SGLT2 inhibitors in heart failure – EMPEROR-Reduced confirming DAPA-HF results
In 2019, the DAPA-HF trial demonstrated that the SGLT2 inhibitor Dapagliflozin reduced all-cause mortality and worsening HF in patients with NYHA functional class II, III, or IV heart failure with reduced ejection fraction (HFrEF) (left ventricular ejection fraction ≤40%) when added to guideline-recommended therapy.28 Furthermore, these results were independent of the presence of diabetes. In 2020, the EMPEROR-Reduced trial confirmed the benefits of the SGLT2 drug class in patients with HFrEF. It randomized 3730 patients with HFrEF and NYHA functional class II, III, or IV, despite guideline-recommended therapy, to either empagliflozin 10mg once daily or placebo.29
During a median of 16 months, a primary outcome event (cardiovascular death or hospitalization for worsening heart failure) occurred in 361 patients (19.4%) in the empagliflozin group and in 462 patients (24.7%) in the placebo group (HR: 0.75; 95% CI: 0.65 to 0.86; p<0.001).

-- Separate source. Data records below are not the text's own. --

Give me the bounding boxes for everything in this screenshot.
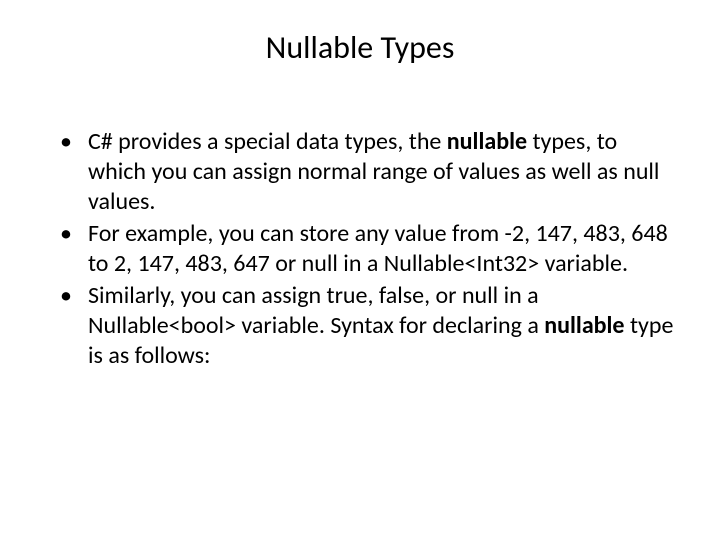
text-run: Similarly, you can assign true, false, o…	[88, 281, 544, 340]
bullet-text-2: Similarly, you can assign true, false, o…	[88, 281, 680, 371]
bullet-marker: •	[60, 219, 88, 279]
slide-title: Nullable Types	[40, 28, 680, 67]
bullet-text-1: For example, you can store any value fro…	[88, 219, 680, 279]
text-run: C# provides a special data types, the	[88, 127, 447, 156]
bullet-marker: •	[60, 281, 88, 371]
bullet-item: • For example, you can store any value f…	[60, 219, 680, 279]
text-run: For example, you can store any value fro…	[88, 219, 668, 278]
text-run: nullable	[544, 311, 624, 340]
bullet-marker: •	[60, 127, 88, 217]
text-run: nullable	[447, 127, 527, 156]
bullet-item: • Similarly, you can assign true, false,…	[60, 281, 680, 371]
bullet-item: • C# provides a special data types, the …	[60, 127, 680, 217]
bullet-text-0: C# provides a special data types, the nu…	[88, 127, 680, 217]
slide-content: • C# provides a special data types, the …	[40, 127, 680, 371]
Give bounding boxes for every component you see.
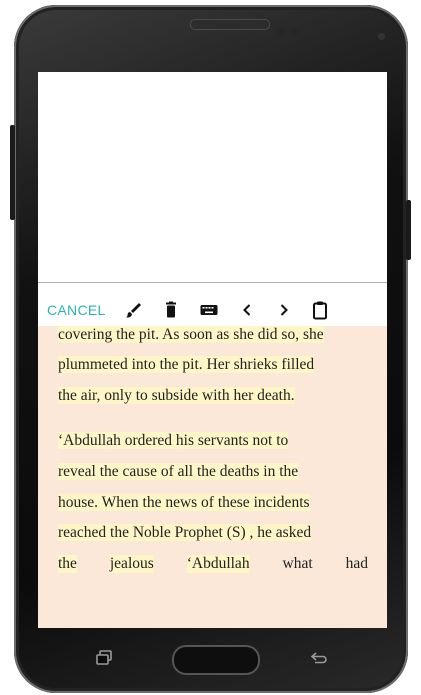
volume-button: [10, 125, 15, 220]
text-line: reached the Noble Prophet (S) , he asked: [58, 524, 312, 541]
text-line: the air, only to subside with her death.: [58, 387, 295, 404]
divider: [38, 282, 387, 283]
word: what: [282, 555, 313, 572]
delete-icon[interactable]: [161, 300, 181, 320]
word: had: [345, 555, 368, 572]
word: ‘Abdullah: [186, 555, 250, 573]
back-icon[interactable]: [308, 649, 330, 667]
front-camera: [378, 33, 385, 40]
text-line: house. When the news of these incidents: [58, 494, 310, 511]
reading-pane: covering the pit. As soon as she did so,…: [38, 326, 387, 628]
speaker-grille: [190, 19, 270, 30]
chevron-left-icon[interactable]: [237, 300, 257, 320]
cancel-button[interactable]: CANCEL: [47, 302, 106, 318]
power-button: [406, 200, 411, 260]
text-line: plummeted into the pit. Her shrieks fill…: [58, 356, 315, 373]
keyboard-icon[interactable]: [199, 300, 219, 320]
text-line: covering the pit. As soon as she did so,…: [58, 326, 324, 343]
chevron-right-icon[interactable]: [274, 300, 294, 320]
clipboard-icon[interactable]: [310, 300, 330, 320]
brush-icon[interactable]: [124, 300, 144, 320]
proximity-sensor: [276, 28, 284, 36]
text-line-justified: the jealous ‘Abdullah what had: [58, 555, 368, 573]
light-sensor: [291, 28, 299, 36]
recent-apps-icon[interactable]: [94, 649, 116, 667]
text-line: reveal the cause of all the deaths in th…: [58, 463, 299, 480]
selection-toolbar: CANCEL: [38, 296, 387, 326]
blank-area: [38, 72, 387, 282]
home-button[interactable]: [172, 645, 260, 675]
text-line: ‘Abdullah ordered his servants not to: [58, 432, 289, 449]
word: jealous: [109, 555, 154, 573]
word: the: [58, 555, 77, 573]
navigation-bar: [38, 628, 387, 686]
phone-screen: CANCEL covering the pit. As soon as she …: [38, 72, 387, 628]
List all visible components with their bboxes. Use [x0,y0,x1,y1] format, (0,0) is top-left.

This was driven principally by a reduced rate of hospitalizations for heart failure in the empagliflozin group (HR: 0.70; 95% CI: 0.58 to 0.85; p<0.001). Additionally, empagliflozin was associated with a lower annual rate of decline in the estimated glomerular filtration rate (eGFR: –0.55 vs. –2.28ml/min/1.73m2 per year, p<0.001), and a lower risk of serious renal outcomes (chronic dialysis, renal transplantation, or profound sustained reduction in the eGFR).
These results reinforce those of the DAPA-HF trial and suggest a place for SGLT2 inhibitors in the recommended medical management of HFrEF patients with or without diabetes.